Now you have to be careful because now the current enclosed by the loop, let's call it \( \class{red}{I_{\text{in}}} \), is no longer the total current \( \class{red}{I} \), but only a part of it. How do you get the enclosed current \( \class{red}{I_{\text{in}}} \) now? First, by considering the current passing through the cross-sectional area \( A \): \[ \int_A \class{red}{\boldsymbol{j}} \cdot \text{d}\boldsymbol{a} = \class{red}{I} \]

This cross-sectional area \(A\) is the cross-sectional area of the wire and corresponds to a circle: \( A = \pi \, R^2 \).

What happens now if the cross-sectional area \(A_{\text L}\) of the Ampère loop \( L \) is smaller than the entire cross-sectional area \(A\) of the wire? We must cut off a part of the current! According to the exercise, you know that the current density is homogeneous - no matter which cross-sectional area you consider: \( \class{red}{\boldsymbol{j}} = \class{red}{j} \, \boldsymbol{\hat{z}} \).

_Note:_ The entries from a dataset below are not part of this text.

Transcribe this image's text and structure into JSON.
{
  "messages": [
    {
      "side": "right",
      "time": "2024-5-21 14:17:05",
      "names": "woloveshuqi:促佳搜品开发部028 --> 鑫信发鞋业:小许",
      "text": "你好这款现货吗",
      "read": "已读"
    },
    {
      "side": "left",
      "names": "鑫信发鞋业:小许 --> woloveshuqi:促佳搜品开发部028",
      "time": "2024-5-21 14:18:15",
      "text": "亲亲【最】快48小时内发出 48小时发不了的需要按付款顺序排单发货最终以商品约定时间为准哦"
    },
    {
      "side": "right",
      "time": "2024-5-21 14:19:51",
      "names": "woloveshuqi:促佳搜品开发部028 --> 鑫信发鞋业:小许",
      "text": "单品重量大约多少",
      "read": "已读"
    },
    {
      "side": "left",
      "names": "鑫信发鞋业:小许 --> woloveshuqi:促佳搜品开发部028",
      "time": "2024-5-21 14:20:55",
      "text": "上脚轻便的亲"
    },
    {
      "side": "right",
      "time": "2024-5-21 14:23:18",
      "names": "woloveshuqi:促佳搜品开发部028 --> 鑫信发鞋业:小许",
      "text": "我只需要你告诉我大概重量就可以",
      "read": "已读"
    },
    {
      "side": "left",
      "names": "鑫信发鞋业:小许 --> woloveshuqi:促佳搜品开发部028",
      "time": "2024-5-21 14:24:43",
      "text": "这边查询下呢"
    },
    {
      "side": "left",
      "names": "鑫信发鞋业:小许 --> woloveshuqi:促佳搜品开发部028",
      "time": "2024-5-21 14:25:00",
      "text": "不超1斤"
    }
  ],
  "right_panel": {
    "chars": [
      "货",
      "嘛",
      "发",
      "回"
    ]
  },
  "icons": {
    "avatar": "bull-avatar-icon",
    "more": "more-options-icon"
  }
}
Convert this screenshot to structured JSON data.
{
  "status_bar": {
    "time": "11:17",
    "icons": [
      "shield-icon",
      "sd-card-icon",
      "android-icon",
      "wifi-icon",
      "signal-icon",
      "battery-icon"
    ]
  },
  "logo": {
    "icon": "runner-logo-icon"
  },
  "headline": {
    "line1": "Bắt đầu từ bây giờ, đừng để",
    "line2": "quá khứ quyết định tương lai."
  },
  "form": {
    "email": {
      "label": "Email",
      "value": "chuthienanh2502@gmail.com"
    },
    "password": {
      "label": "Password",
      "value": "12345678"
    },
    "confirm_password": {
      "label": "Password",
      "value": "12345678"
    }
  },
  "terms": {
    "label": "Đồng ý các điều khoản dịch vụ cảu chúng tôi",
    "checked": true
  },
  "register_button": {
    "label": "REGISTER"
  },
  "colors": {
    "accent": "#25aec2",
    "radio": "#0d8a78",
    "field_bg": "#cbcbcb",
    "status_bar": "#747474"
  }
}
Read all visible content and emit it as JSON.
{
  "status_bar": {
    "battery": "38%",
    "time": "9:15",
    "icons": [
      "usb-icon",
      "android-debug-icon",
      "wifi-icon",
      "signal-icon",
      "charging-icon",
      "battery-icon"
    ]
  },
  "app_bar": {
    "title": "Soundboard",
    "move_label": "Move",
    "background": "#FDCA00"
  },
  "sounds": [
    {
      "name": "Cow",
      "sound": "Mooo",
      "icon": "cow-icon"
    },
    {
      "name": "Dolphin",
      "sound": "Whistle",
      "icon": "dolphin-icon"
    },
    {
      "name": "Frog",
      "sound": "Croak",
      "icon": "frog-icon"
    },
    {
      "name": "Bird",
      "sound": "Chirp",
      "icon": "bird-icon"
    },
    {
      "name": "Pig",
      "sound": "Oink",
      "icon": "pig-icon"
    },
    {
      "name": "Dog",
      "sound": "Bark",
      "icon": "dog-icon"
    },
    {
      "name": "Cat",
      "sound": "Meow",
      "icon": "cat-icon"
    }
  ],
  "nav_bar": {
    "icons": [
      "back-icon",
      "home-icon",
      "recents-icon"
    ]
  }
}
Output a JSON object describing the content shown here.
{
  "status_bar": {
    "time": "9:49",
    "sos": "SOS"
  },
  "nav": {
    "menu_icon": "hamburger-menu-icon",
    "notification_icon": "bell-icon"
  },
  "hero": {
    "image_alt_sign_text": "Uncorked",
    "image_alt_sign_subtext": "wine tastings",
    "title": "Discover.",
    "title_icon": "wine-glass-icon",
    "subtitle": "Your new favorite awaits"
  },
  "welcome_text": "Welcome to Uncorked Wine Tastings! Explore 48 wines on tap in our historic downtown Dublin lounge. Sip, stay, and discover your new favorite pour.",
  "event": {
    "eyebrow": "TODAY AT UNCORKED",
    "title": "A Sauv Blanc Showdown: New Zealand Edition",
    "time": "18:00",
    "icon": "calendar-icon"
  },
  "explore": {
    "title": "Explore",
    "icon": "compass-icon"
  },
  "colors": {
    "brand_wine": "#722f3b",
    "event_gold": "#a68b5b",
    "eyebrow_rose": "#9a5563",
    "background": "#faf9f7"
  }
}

This makes the integral in Eq. 8 to: \[ \int_A \class{red}{\boldsymbol{j}} \cdot \text{d}\boldsymbol{a} = \class{red}{j} \, A \]

So the current density is: \[ \class{red}{j} ~=~ \frac{\class{red}{I}}{A} ~=~ \frac{\class{red}{I}}{\pi\,R^2} \]

Thus, you also have the enclosed current, which is the product of current density and the area enclosed by the Ampère loop \( A_{\text L} \): \[ \class{red}{I_{\text{in}}} ~=~ \class{red}{j} \, A_{\text L} ~=~ \frac{\class{red}{I}}{\pi \, R^2} \, \pi \, r^2 \]

Cancel and substitute \( \class{red}{I_{\text{in}}} \) into Ampère's law, then you have: \[ 2\pi \, r \, \class{violet}{B} ~=~ \mu_0 \, \frac{\class{red}{I}}{R^2} \, r^2 \]

If you now just rearrange for \( \class{violet}{B} \) and consider the magnetic field direction \( \boldsymbol{\hat{\varphi}} \), then you have determined the magnetic field.

The magnetic field inside a current-carrying conductor with constant current and in the range \(r\) ≤ \(R\) is given by: \[ \class{violet}{\boldsymbol{B}(}r\class{violet}{)} = \frac{ \mu_0 \, \class{red}{I}}{2\pi \, R^2} \, r ~ \boldsymbol{\hat{\varphi}} \]

Magnetic Field Inside and Outside a Cylinder (Graph)
Diagram for the magnetic field \(\class{violet}{B}\) as a function of distance \(r\) inside and outside the cylindrical conductor.

If you calculate the B-field at the position \(R\) (edge of the wire), you will see that the two formulas (for inside and outside) yield the same magnetic field. \( \class{violet}{\boldsymbol{B}} \) is thus continuous everywhere.